Molnár J, Béládi I, Földes I
Zentralbl Bakteriol Orig A. 1977 Dec;239(4):521-6.
Five phenothiazine derivatives (chlorpromazine, levomepromazine, diethazine, promethazine and chlorpromazine) sulphoxyde were tested for antimycobacterial activity. The growth of Mycobacterium tuberculosis, M. bovis and M. butyricum was inhibited by chlorpromazine practically at identical concentrations. The minimum inhibitory concentrations for M. tuberculosis were: chlorpromazine and levomepromazine, 10 microgram/ml; diethazine and promethazine 20 microgram/ml, whilst chlorpromazine sulphoxyde was ineffective even at a concentration of 100 microgram/ml. Chlorpromazine and promethazine exerted a measurable bactericidal activity on M. tuberculosis at 50 microgram/ml; total destruction of the organism and loss of acid fastness in part of the cells were shown at 300 microgram/ml. Preliminary studies, in mouse experiments phenothiazine derivatives were ineffective.

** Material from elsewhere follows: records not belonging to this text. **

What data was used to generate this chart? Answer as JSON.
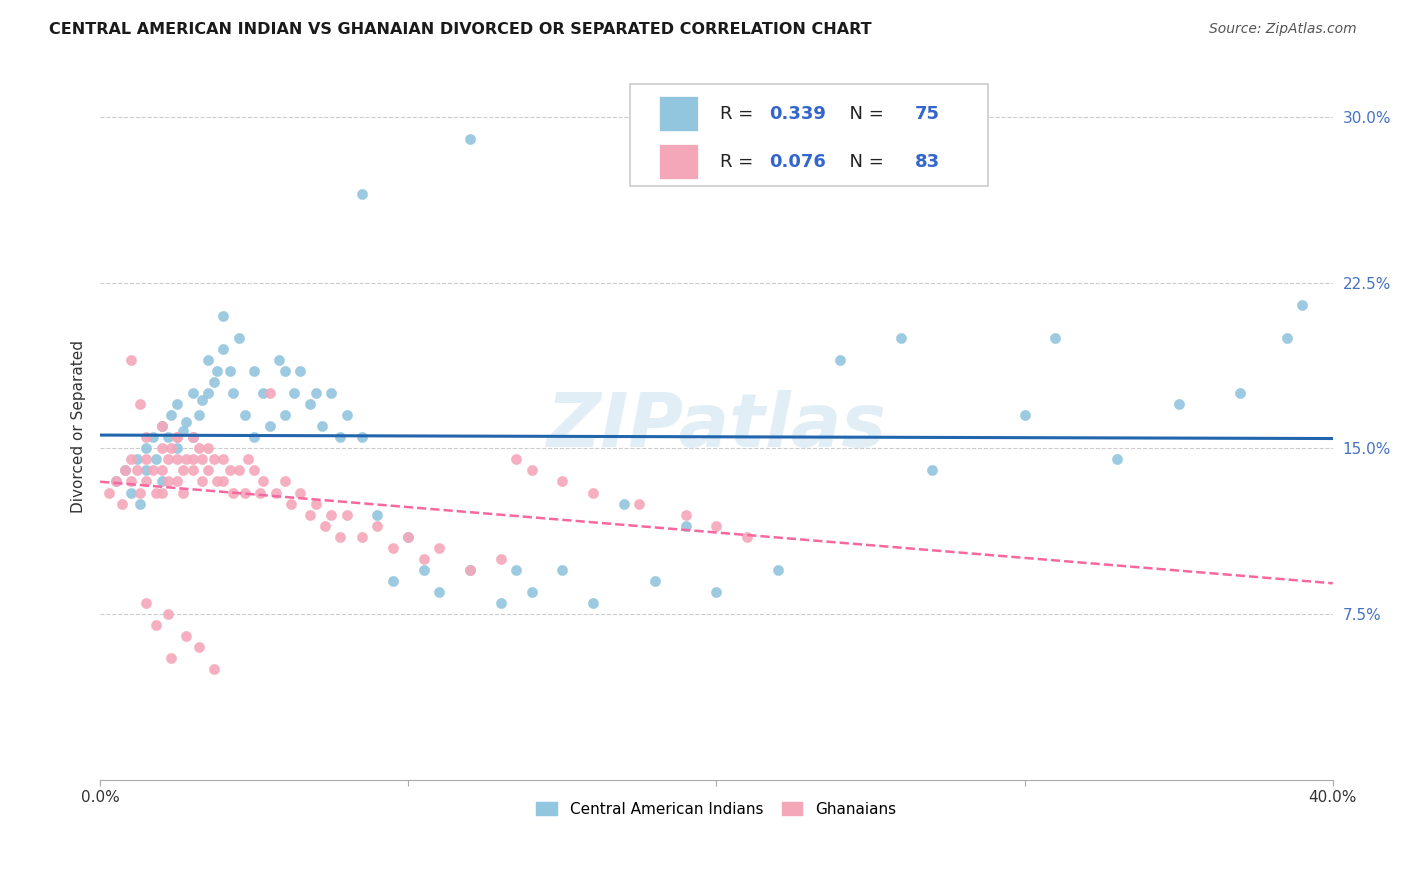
{
  "title": "CENTRAL AMERICAN INDIAN VS GHANAIAN DIVORCED OR SEPARATED CORRELATION CHART",
  "source": "Source: ZipAtlas.com",
  "ylabel": "Divorced or Separated",
  "xlim": [
    0.0,
    0.4
  ],
  "ylim": [
    0.0,
    0.32
  ],
  "yticks": [
    0.075,
    0.15,
    0.225,
    0.3
  ],
  "yticklabels": [
    "7.5%",
    "15.0%",
    "22.5%",
    "30.0%"
  ],
  "xticks": [
    0.0,
    0.1,
    0.2,
    0.3,
    0.4
  ],
  "xticklabels": [
    "0.0%",
    "",
    "",
    "",
    "40.0%"
  ],
  "blue_color": "#92c5de",
  "pink_color": "#f4a7b9",
  "blue_line_color": "#2166ac",
  "pink_line_color": "#f768a1",
  "watermark": "ZIPatlas",
  "R_blue": "0.339",
  "N_blue": "75",
  "R_pink": "0.076",
  "N_pink": "83",
  "legend_color": "#3366cc",
  "blue_x": [
    0.005,
    0.008,
    0.01,
    0.012,
    0.013,
    0.015,
    0.015,
    0.017,
    0.018,
    0.02,
    0.02,
    0.022,
    0.023,
    0.025,
    0.025,
    0.027,
    0.028,
    0.03,
    0.03,
    0.032,
    0.033,
    0.035,
    0.035,
    0.037,
    0.038,
    0.04,
    0.04,
    0.042,
    0.043,
    0.045,
    0.047,
    0.05,
    0.05,
    0.053,
    0.055,
    0.058,
    0.06,
    0.06,
    0.063,
    0.065,
    0.068,
    0.07,
    0.072,
    0.075,
    0.078,
    0.08,
    0.085,
    0.09,
    0.095,
    0.1,
    0.105,
    0.11,
    0.12,
    0.13,
    0.135,
    0.14,
    0.15,
    0.16,
    0.17,
    0.18,
    0.19,
    0.2,
    0.22,
    0.24,
    0.26,
    0.27,
    0.3,
    0.31,
    0.33,
    0.35,
    0.37,
    0.385,
    0.39,
    0.12,
    0.085
  ],
  "blue_y": [
    0.135,
    0.14,
    0.13,
    0.145,
    0.125,
    0.15,
    0.14,
    0.155,
    0.145,
    0.16,
    0.135,
    0.155,
    0.165,
    0.15,
    0.17,
    0.158,
    0.162,
    0.155,
    0.175,
    0.165,
    0.172,
    0.175,
    0.19,
    0.18,
    0.185,
    0.195,
    0.21,
    0.185,
    0.175,
    0.2,
    0.165,
    0.185,
    0.155,
    0.175,
    0.16,
    0.19,
    0.185,
    0.165,
    0.175,
    0.185,
    0.17,
    0.175,
    0.16,
    0.175,
    0.155,
    0.165,
    0.155,
    0.12,
    0.09,
    0.11,
    0.095,
    0.085,
    0.095,
    0.08,
    0.095,
    0.085,
    0.095,
    0.08,
    0.125,
    0.09,
    0.115,
    0.085,
    0.095,
    0.19,
    0.2,
    0.14,
    0.165,
    0.2,
    0.145,
    0.17,
    0.175,
    0.2,
    0.215,
    0.29,
    0.265
  ],
  "pink_x": [
    0.003,
    0.005,
    0.007,
    0.008,
    0.01,
    0.01,
    0.012,
    0.013,
    0.015,
    0.015,
    0.015,
    0.017,
    0.018,
    0.02,
    0.02,
    0.02,
    0.022,
    0.022,
    0.023,
    0.025,
    0.025,
    0.025,
    0.027,
    0.027,
    0.028,
    0.03,
    0.03,
    0.032,
    0.033,
    0.033,
    0.035,
    0.035,
    0.037,
    0.038,
    0.04,
    0.04,
    0.042,
    0.043,
    0.045,
    0.047,
    0.048,
    0.05,
    0.052,
    0.053,
    0.055,
    0.057,
    0.06,
    0.062,
    0.065,
    0.068,
    0.07,
    0.073,
    0.075,
    0.078,
    0.08,
    0.085,
    0.09,
    0.095,
    0.1,
    0.105,
    0.11,
    0.12,
    0.13,
    0.135,
    0.14,
    0.15,
    0.16,
    0.175,
    0.19,
    0.2,
    0.21,
    0.01,
    0.013,
    0.02,
    0.025,
    0.03,
    0.015,
    0.022,
    0.018,
    0.028,
    0.032,
    0.023,
    0.037
  ],
  "pink_y": [
    0.13,
    0.135,
    0.125,
    0.14,
    0.145,
    0.135,
    0.14,
    0.13,
    0.145,
    0.135,
    0.155,
    0.14,
    0.13,
    0.15,
    0.14,
    0.13,
    0.145,
    0.135,
    0.15,
    0.145,
    0.135,
    0.155,
    0.14,
    0.13,
    0.145,
    0.155,
    0.14,
    0.15,
    0.145,
    0.135,
    0.15,
    0.14,
    0.145,
    0.135,
    0.145,
    0.135,
    0.14,
    0.13,
    0.14,
    0.13,
    0.145,
    0.14,
    0.13,
    0.135,
    0.175,
    0.13,
    0.135,
    0.125,
    0.13,
    0.12,
    0.125,
    0.115,
    0.12,
    0.11,
    0.12,
    0.11,
    0.115,
    0.105,
    0.11,
    0.1,
    0.105,
    0.095,
    0.1,
    0.145,
    0.14,
    0.135,
    0.13,
    0.125,
    0.12,
    0.115,
    0.11,
    0.19,
    0.17,
    0.16,
    0.155,
    0.145,
    0.08,
    0.075,
    0.07,
    0.065,
    0.06,
    0.055,
    0.05
  ]
}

对五种吩噻嗪衍生物(氯丙嗪、左美丙嗪、二乙嗪、异丙嗪和氯丙嗪亚砜)进行了抗分枝杆菌活性测试。氯丙嗪对结核分枝杆菌、牛分枝杆菌和丁酸分枝杆菌的生长抑制作用几乎在相同浓度下出现。结核分枝杆菌的最低抑菌浓度为:氯丙嗪和左美丙嗪,10微克/毫升;二乙嗪和异丙嗪,20微克/毫升,而氯丙嗪亚砜即使在100微克/毫升的浓度下也无效。氯丙嗪和异丙嗪在50微克/毫升时对结核分枝杆菌具有可测量的杀菌活性;在300微克/毫升时显示出部分细胞的菌体完全破坏和抗酸性丧失。初步研究表明,在小鼠实验中吩噻嗪衍生物无效。